A Vale divulgou nesta semana o balanço financeiro do primeiro trimestre de 2026, com resultados positivos impulsionados pelo aumento das vendas e pela valorização das commodities no mercado internacional. O EBITDA proforma — indicador que mede o lucro antes de juros, impostos, depreciação e amortização — alcançou US$ 3,9 bilhões, alta de 21% em relação ao mesmo período de 2025. Já o lucro líquido proforma chegou a R$ 10 bilhões, ante R$ 8,6 bilhões no ano anterior. Em dólares, o lucro avançou 29%, passando de US$ 1,5 bilhão para US$ 1,9 bilhão.

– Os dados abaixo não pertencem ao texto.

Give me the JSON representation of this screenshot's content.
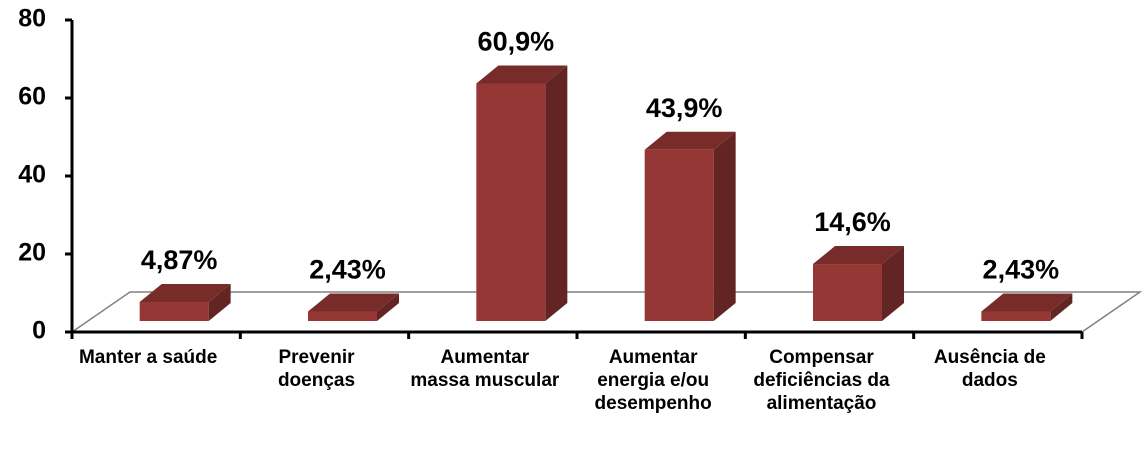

Os investimentos de capital da companhia somaram US$ 1,1 bilhão no período, dentro da projeção anual estimada entre US$ 5,4 bilhões e US$ 5,7 bilhões. Apesar do crescimento, o resultado ficou ligeiramente abaixo das expectativas do mercado, que projetava cerca de US$ 2 bilhões de lucro, segundo dados da LSEG.

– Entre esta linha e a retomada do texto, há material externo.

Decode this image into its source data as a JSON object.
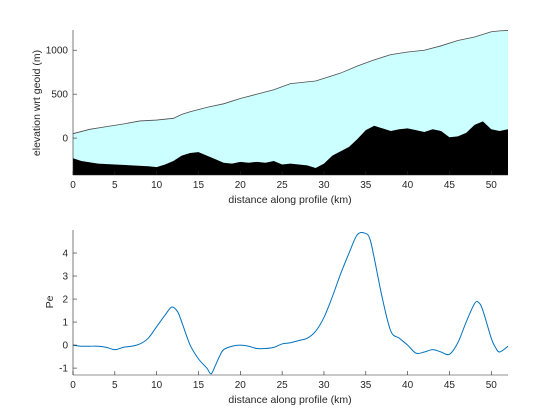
{
  "chart_data": [
    {
      "type": "area",
      "xlabel": "distance along profile (km)",
      "ylabel": "elevation wrt geoid (m)",
      "xlim": [
        0,
        52
      ],
      "ylim": [
        -420,
        1230
      ],
      "xticks": [
        0,
        5,
        10,
        15,
        20,
        25,
        30,
        35,
        40,
        45,
        50
      ],
      "yticks": [
        0,
        500,
        1000
      ],
      "grid": false,
      "colors": {
        "upper_fill": "#ccffff",
        "upper_line": "#4d4d4d",
        "lower_fill": "#000000"
      },
      "series": [
        {
          "x": [
            0,
            2,
            4,
            6,
            8,
            10,
            12,
            13,
            14,
            16,
            18,
            20,
            22,
            24,
            26,
            28,
            29,
            30,
            32,
            34,
            36,
            38,
            40,
            42,
            44,
            46,
            48,
            50,
            51,
            52
          ],
          "values": [
            50,
            100,
            130,
            160,
            195,
            205,
            225,
            270,
            300,
            350,
            390,
            450,
            500,
            550,
            620,
            640,
            650,
            680,
            740,
            820,
            890,
            950,
            980,
            1000,
            1050,
            1110,
            1150,
            1210,
            1220,
            1225
          ]
        },
        {
          "x": [
            0,
            1,
            3,
            5,
            7,
            9,
            10,
            11,
            12,
            13,
            14,
            15,
            16,
            17,
            18,
            19,
            20,
            21,
            22,
            23,
            24,
            25,
            26,
            27,
            28,
            29,
            30,
            31,
            32,
            33,
            34,
            35,
            36,
            37,
            38,
            39,
            40,
            41,
            42,
            43,
            44,
            45,
            46,
            47,
            48,
            49,
            50,
            51,
            52
          ],
          "values": [
            -230,
            -260,
            -290,
            -300,
            -310,
            -320,
            -330,
            -300,
            -260,
            -200,
            -170,
            -160,
            -200,
            -240,
            -280,
            -290,
            -270,
            -280,
            -270,
            -280,
            -260,
            -300,
            -290,
            -300,
            -310,
            -340,
            -290,
            -200,
            -150,
            -100,
            -10,
            90,
            140,
            110,
            80,
            100,
            110,
            90,
            70,
            100,
            80,
            10,
            20,
            60,
            150,
            190,
            100,
            80,
            100
          ]
        }
      ]
    },
    {
      "type": "line",
      "xlabel": "distance along profile (km)",
      "ylabel": "Pe",
      "xlim": [
        0,
        52
      ],
      "ylim": [
        -1.3,
        5
      ],
      "xticks": [
        0,
        5,
        10,
        15,
        20,
        25,
        30,
        35,
        40,
        45,
        50
      ],
      "yticks": [
        -1,
        0,
        1,
        2,
        3,
        4
      ],
      "grid": false,
      "colors": {
        "line": "#0072bd"
      },
      "series": [
        {
          "x": [
            0,
            1,
            2,
            3,
            4,
            5,
            6,
            7,
            8,
            9,
            10,
            11,
            11.8,
            12.5,
            13,
            14,
            15,
            16,
            16.5,
            17,
            17.5,
            18,
            19,
            20,
            21,
            22,
            23,
            24,
            25,
            26,
            27,
            28,
            29,
            30,
            31,
            32,
            33,
            34,
            35,
            35.5,
            36,
            37,
            38,
            39,
            40,
            41,
            42,
            43,
            44,
            45,
            46,
            47,
            48,
            48.5,
            49,
            50,
            50.5,
            51,
            52
          ],
          "values": [
            0,
            -0.05,
            -0.05,
            -0.05,
            -0.1,
            -0.2,
            -0.1,
            -0.05,
            0.05,
            0.3,
            0.8,
            1.3,
            1.65,
            1.45,
            1.0,
            0,
            -0.6,
            -1.0,
            -1.25,
            -0.9,
            -0.5,
            -0.2,
            -0.05,
            0,
            -0.05,
            -0.15,
            -0.15,
            -0.1,
            0.05,
            0.1,
            0.2,
            0.3,
            0.6,
            1.2,
            2.1,
            3.1,
            4.0,
            4.8,
            4.85,
            4.6,
            3.8,
            2.0,
            0.6,
            0.3,
            0,
            -0.35,
            -0.3,
            -0.2,
            -0.3,
            -0.4,
            0.1,
            1.0,
            1.8,
            1.85,
            1.5,
            0.3,
            -0.1,
            -0.3,
            -0.05
          ]
        }
      ]
    }
  ]
}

O desempenho foi puxado principalmente pelo segmento de minério de ferro, cujo EBITDA atingiu US$ 2,9 bilhões. Já a unidade de metais básicos dobrou o resultado, passando de US$ 600 milhões para US$ 1,2 bilhão.
Em termos operacionais, o volume de vendas de minério de ferro cresceu 4%, enquanto o cobre avançou 11% e o níquel, 15%. Os preços também subiram: o minério de ferro foi negociado a US$ 95,8 por tonelada (+6%), o cobre teve alta de 48%, alcançando US$ 13.143 por tonelada, e o níquel subiu 6%, chegando a US$ 17.015 por tonelada.
Segundo o presidente da companhia, Gustavo Pimenta, os resultados refletem a execução de projetos estratégicos e melhorias operacionais. Ele destacou o aumento da produção e a redução de custos como fatores relevantes para o desempenho no período.
Por outro lado, a valorização do real frente ao dólar impactou os custos. O custo caixa C1 do minério de ferro subiu 12%, atingindo US$ 23,6 por tonelada. Já o custo do cobre apresentou resultado negativo, influenciado por receitas de subprodutos.
A dívida líquida expandida da empresa fechou o trimestre em US$ 17,8 bilhões, aumento de US$ 2,2 bilhões em relação ao trimestre anterior. De acordo com a Vale, o crescimento está relacionado ao pagamento de remuneração aos acionistas, parcialmente compensado pela geração de caixa.
A companhia também informou que adquiriu US$ 74 milhões em ações próprias entre janeiro e março, dentro do programa de recompra iniciado em 2025.